Volleyball has always been a huge part of Browning’s life and she has been playing since she was four years old. But she is connected to her sport in a different way than most athletes are- her mom has been her coach for the past four years. The dynamic of having a parent as a coach can be extremely difficult for athletes. Browning explained, “It was rough at first between us. We are too similar and it is hard to separate mom and coach.” But having her mom as a coach has not been all negative. She remarked, “volleyball has brought us closer for sure. We bond with it so well and it has honestly been so good for us.” To the surprise of many people, having her mom as a coach has put her at a disadvantage because she has had to work much harder than most people.

Hits from the opposing team were not the only thing Browning has had to block. Having her mom as coach resulted in a lot of backlash from other players and their families. Many people assumed Browning did not work hard to earn her position, which was not the case. The negative response was hard for her for a while. She remarked, “That was something me and my mom talked about a lot and it was a big deal for a while.” She continued explaining, “I used it to motivate me and I just tried to block it out as much as I could.”

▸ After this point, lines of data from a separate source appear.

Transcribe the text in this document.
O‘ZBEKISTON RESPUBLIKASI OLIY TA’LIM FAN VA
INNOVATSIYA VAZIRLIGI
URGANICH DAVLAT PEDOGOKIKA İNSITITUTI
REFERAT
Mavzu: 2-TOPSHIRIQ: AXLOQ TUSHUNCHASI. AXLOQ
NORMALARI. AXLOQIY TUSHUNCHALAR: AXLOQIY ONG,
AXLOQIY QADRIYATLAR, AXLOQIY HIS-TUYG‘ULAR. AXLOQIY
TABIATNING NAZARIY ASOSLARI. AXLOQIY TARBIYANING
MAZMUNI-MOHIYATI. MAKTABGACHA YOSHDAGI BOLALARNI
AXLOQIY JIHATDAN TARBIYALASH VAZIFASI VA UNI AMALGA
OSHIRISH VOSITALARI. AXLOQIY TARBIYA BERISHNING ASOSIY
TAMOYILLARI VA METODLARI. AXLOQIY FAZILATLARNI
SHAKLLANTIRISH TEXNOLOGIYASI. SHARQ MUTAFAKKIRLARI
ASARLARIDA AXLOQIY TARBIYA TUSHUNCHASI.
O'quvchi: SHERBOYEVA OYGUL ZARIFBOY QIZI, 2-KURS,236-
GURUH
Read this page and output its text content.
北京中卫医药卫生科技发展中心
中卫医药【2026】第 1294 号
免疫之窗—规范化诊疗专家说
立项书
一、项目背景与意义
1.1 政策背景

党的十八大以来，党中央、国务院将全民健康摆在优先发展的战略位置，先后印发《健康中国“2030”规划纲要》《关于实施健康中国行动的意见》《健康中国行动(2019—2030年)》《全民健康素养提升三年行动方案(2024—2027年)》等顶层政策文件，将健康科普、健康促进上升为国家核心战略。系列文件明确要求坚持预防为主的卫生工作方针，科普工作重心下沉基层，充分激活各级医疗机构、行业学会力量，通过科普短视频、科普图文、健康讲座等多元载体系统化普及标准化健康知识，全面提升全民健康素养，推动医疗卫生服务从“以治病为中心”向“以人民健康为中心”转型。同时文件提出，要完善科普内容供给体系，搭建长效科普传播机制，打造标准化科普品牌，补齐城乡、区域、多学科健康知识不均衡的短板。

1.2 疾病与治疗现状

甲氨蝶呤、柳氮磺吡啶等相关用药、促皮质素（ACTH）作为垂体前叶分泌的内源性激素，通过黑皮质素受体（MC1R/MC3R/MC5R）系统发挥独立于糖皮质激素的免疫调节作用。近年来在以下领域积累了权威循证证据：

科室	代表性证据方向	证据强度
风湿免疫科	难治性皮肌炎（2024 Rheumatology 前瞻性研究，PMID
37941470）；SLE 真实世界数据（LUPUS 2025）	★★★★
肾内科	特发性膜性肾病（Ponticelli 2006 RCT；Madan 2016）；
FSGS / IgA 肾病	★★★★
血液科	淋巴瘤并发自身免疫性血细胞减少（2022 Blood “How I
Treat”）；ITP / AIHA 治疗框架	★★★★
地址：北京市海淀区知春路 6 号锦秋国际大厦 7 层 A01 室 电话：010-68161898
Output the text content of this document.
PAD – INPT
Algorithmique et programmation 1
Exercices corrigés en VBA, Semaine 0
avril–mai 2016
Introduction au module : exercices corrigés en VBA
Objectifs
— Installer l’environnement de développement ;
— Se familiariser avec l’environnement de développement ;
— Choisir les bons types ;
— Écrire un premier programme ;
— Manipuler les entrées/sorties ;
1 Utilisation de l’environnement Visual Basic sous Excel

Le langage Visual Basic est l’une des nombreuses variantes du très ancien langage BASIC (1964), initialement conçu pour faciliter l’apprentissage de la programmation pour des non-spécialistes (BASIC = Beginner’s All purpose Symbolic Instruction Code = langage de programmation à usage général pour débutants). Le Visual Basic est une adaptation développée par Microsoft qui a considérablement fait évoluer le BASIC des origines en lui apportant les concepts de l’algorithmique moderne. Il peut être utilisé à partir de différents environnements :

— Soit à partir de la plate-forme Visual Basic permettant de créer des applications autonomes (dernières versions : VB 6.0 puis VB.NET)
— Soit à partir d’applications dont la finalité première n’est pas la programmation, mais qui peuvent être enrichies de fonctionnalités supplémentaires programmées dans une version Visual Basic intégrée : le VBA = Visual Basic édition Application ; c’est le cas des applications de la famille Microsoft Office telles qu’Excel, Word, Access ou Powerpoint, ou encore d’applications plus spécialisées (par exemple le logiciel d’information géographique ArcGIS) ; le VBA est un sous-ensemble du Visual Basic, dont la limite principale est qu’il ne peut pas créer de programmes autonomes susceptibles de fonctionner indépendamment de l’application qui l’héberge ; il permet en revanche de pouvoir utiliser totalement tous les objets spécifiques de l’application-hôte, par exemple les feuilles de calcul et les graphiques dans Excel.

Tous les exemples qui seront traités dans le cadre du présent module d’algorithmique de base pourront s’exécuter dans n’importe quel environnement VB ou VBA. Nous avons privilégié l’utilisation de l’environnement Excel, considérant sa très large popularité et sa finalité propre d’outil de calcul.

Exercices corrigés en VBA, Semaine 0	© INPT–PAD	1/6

Browning has been a Varsity starter since her sophomore year. This was a well deserved position for her, but not everyone saw it that way. Some people believed that she was handed this starting spot without having to work for it because of her mom, but this was not true. Browning put in hours of work to earn this spot, and she knew that, but the backlash was still hard for her to face. She noted, “It was really hard for me because of the whole ‘mom’ thing. I just tried to not let that get to me as much, but I was also getting left out of certain things.” She continued explaining, “But I used that to motivate me into earning the position for the next two years after.”

Volleyball has taught Browning many things over the years, but one of the more notable qualities it has helped her with is being a better teammate. She explained, “You can’t get along with everyone, you’re not going to be best friends with everyone, but keeping a stable friendship with people is always good. You are going to have to have some sort of friendship in order to be teammates.” Browning was able to be a leader and set a good example on and off the court for her teammates, and she will continue to do so at the next level of playing.

As of right now, Browning explained she plans to transfer after her two years as a Highland Scottie and play at a Division II school. Wherever she goes, she will be a positive influence for volleyball players, and she will be remembered at Alliance High School as one of the best defensive players. The Spud wishes her the best of luck with her future endeavors!